Somut uyuşmazlıkta, kazanın 30/08/2014 tarihinde meydana geldiği, göz önüne alındığında davacı hakkında düzenlenecek maluliyet raporunun Maluliyet Tespiti İşlemleri Yönetmeliği hükümleri kapsamında düzenleneceği açık olup, dosyaya kazandırılan 13/10/2017 tarihli ATK raporuna davacının itirazına rağmen kaza tarihindeki yönetmeliğe göre rapor alınmaması usul ve yasaya aykırıdır. Mahkemece, Üniversitesi Hastaneleri Adli Tıp Anabilim Dalı’ndan veya ATK 2. İhtisas Kurulu’ndan kaza tarihinde uygulanması gereken Maluliyet Tespiti İşlemleri Yönetmeliği hükümleri kapsamında davacının kaza nedeniyle maluliyeti bulunup bulunmadığı, maluliyeti bulunması halinde maluliyet oranı ve iyileşme süresini gösterir rapor alınmalı, hasıl olacak sonuca göre karar verilmelidir.
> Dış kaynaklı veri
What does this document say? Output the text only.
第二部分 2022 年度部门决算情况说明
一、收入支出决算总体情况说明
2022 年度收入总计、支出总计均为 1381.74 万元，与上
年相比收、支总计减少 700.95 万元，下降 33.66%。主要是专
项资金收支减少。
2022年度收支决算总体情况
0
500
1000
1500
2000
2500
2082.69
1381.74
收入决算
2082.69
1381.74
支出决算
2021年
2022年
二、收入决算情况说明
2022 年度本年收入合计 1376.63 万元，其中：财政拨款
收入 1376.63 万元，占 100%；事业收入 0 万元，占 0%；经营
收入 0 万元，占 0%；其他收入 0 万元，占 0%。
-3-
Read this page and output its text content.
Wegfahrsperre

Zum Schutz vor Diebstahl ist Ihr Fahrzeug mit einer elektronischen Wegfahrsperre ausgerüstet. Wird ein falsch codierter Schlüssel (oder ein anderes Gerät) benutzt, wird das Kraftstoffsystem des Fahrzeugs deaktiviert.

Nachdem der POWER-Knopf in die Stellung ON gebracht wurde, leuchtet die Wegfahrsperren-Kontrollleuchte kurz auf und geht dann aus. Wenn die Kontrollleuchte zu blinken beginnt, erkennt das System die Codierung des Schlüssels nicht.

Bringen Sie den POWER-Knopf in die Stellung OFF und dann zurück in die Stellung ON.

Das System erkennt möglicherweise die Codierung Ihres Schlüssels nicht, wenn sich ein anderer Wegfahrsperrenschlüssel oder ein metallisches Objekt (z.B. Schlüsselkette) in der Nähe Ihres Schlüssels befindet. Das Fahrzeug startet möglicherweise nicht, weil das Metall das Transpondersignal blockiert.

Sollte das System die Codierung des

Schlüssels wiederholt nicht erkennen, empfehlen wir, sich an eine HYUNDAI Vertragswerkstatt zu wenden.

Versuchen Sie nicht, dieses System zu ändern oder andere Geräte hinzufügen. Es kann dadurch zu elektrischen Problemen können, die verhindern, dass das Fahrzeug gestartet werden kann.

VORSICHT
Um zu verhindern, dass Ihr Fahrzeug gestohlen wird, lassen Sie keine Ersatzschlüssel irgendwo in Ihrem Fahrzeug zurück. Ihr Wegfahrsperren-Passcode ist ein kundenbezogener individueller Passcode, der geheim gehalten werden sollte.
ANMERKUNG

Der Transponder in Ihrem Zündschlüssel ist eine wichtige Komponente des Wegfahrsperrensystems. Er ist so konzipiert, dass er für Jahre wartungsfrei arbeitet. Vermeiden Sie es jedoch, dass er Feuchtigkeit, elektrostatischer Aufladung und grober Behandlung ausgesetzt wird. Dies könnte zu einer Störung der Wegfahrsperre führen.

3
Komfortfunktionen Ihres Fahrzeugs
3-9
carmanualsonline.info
Bu sebeple davacı vekilinin tazminata esas maluliyete ilişkin istinaf sebebi yerindedir.
6100 sayılı HMK 355 maddesi gereğince istinafa başvuranın sıfatı, istinaf konusu yapılan nedenler ve kamu düzeni ile sınırlı olarak yapılan inceleme sonucunda, davacı ve dahili davalı vekillerinin istinaf başvurularının kabulü ile ilk derece mahkemesi kararının 6100 Sayılı HMK’nın 353/1. fıkrası (a-6) bendi gereğince kaldırılmasına, Dairemiz kararı gereğince davanın yeniden görülmesi için dosyanın kararı veren mahkemeye gönderilmesine karar verilmesi gerekmiştir.
HÜKÜM:Gerekçesi yukarıda açıklandığı üzere;
1-Davacı vekili ile dahili davalı vekilinin istinaf taleplerinin KABULÜ ile Bursa 2. Asliye Ticaret Mahkemesi’nin 01/03/2022 tarih ve 2020/704 esas – 2022/198 sayılı kararının KALDIRILMASINA,
Gerekçede yapılan açıklamalar göz önünde bulundurularak yargılama yapılmak üzere dosyanın ilk derece mahkemesine GÖNDERİLMESİNE,
2-Harçlar Kanunu gereğince davacı tarafından yatırılan 80,70-TL harcın talep halinde davacı tarafa iadesine,
3-Dahili davalı harçtan muaf olduğundan, bu konuda karar verilmesine yer olmadığına,
4-Karar tebliğ ve harç iade işlemlerinin ilk derece mahkemesince yapılmasına,
5-İstinaf kanun yoluna başvuran davacı tarafça yapılan istinaf yargılama giderinin ilk derece mahkemesince yargılama sonunda verilecek gerekçeli kararda dikkate alınmasına,
6-İstinaf yargılaması sırasında duruşma açılmadığından vekalet ücreti takdirine yer olmadığına,
Dair, duruşma açılmadan dosya üzerinde yapılan inceleme sonunda 6100 sayılı HMK’nun 353/1-a hükmü uyarınca kesin olmak üzere 06/10/2022 tarihinde oy birliği ile karar verildi.